El capitán reflexionó unos segundos, acariciándose la barba frenéticamente, como si fuera la parte de su rugoso organismo con la que tomaba las decisiones. Se levantó y me ayudó a incorporarme. Aceptaba enrolarme en su barco, el Volcán de Timanfaya. Me explicó que la compañía que fletaba su navío estaba especializada en el comercio con destino a África Occidental y Asia. Sus travesías hacían escala en varios grandes puertos, como Burdeos, Lisboa, Tenerife y Las Palmas, Abiyán, Durban en Sudáfrica, Bombay, Singapur y Saigón. Los aprendices de marinero empezaban, en principio, en las rutas más cortas para poder poner a prueba su capacidad para soportar la distancia con sus familias y el mareo. Años después, cuando ya tenían suficiente rodaje, cambiaban de destino y eran asignados a los grandes cargueros, esos inmensos barcos de mayor capacidad para transportar mercancías que surcaban los mares. Su salario aumentaba considerablemente, pero los días en el mar se alargaban, pues a veces pasaban en alta mar más de seis meses, un tiempo y una distancia que solían despertar el ánimo veleidoso de algunos y, por ello, hacer que la unidad familiar se resintiera. El capitán me dijo que el oficio de marinero era una extraña paradoja, una combinación de frustración y libertad en la que no existía el punto medio, una mezcla de emociones oscilantes que hacía que los marinos se sintieran vivos, añadió con aire de filósofo griego. Aquella era una profesión dura, me dijo para concluir, porque uno se sentía frustrado constantemente al no poder ver crecer a sus hijos, al no poder abrazar a la familia cuando se quiere, pero también era un oficio gratificante: nos abría las puertas del mundo, nos permitía observar durante horas la flora y la fauna marinas, los suntuosos paisajes que surgían a unos cables de las rutas marítimas. No cambiaría por nada del mundo esa sensación de libertad. Me dio las gracias y cruzó una puerta del puente, desapareciendo así en el gigante de acero que pronto se convertiría en mi hogar ambulante.

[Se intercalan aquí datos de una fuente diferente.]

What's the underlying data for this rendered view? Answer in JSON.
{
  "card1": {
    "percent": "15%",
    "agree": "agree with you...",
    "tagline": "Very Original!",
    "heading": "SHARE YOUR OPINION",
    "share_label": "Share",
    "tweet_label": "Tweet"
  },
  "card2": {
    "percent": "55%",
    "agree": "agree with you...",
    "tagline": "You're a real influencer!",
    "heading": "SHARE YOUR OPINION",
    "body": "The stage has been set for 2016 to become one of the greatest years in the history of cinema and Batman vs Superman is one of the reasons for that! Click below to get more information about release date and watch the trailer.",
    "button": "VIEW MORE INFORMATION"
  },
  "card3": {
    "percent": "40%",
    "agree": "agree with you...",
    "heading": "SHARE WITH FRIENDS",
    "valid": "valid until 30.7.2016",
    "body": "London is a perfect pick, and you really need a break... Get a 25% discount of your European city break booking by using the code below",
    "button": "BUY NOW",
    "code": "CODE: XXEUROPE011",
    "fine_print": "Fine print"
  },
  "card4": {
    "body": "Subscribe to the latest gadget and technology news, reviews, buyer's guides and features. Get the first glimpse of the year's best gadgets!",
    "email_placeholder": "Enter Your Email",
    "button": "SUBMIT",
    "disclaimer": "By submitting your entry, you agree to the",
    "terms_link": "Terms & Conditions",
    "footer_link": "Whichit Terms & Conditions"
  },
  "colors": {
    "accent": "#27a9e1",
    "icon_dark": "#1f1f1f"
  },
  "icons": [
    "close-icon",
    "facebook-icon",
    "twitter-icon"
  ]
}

Bajé rápidamente la rampa de acceso al barco con el corazón acelerado. Durante el camino de vuelta, pensé en mi madre y la recordé cantando por la mañana mientras recogía las frutas del huerto familiar. Empecé a canturrear una de sus canciones. Reviví la imagen del marinero que, hacía veinte años, había puesto su gorra sobre mi cabeza. Sus palabras me habían marcado profundamente, aquel marinero había plantado con ellas la semilla de un sueño loco que había ido creciendo con el paso del tiempo y que acababa de germinar gracias a un cúmulo de circunstancias. Pensé que mi padre habría estado orgulloso de mí, aunque de eso no estaba del todo convencido. Avanzaba a grandes pasos hacia casa. Tenía muchas ganas de anunciar la noticia a Mathilde y esperaba que ella aceptara mi elección.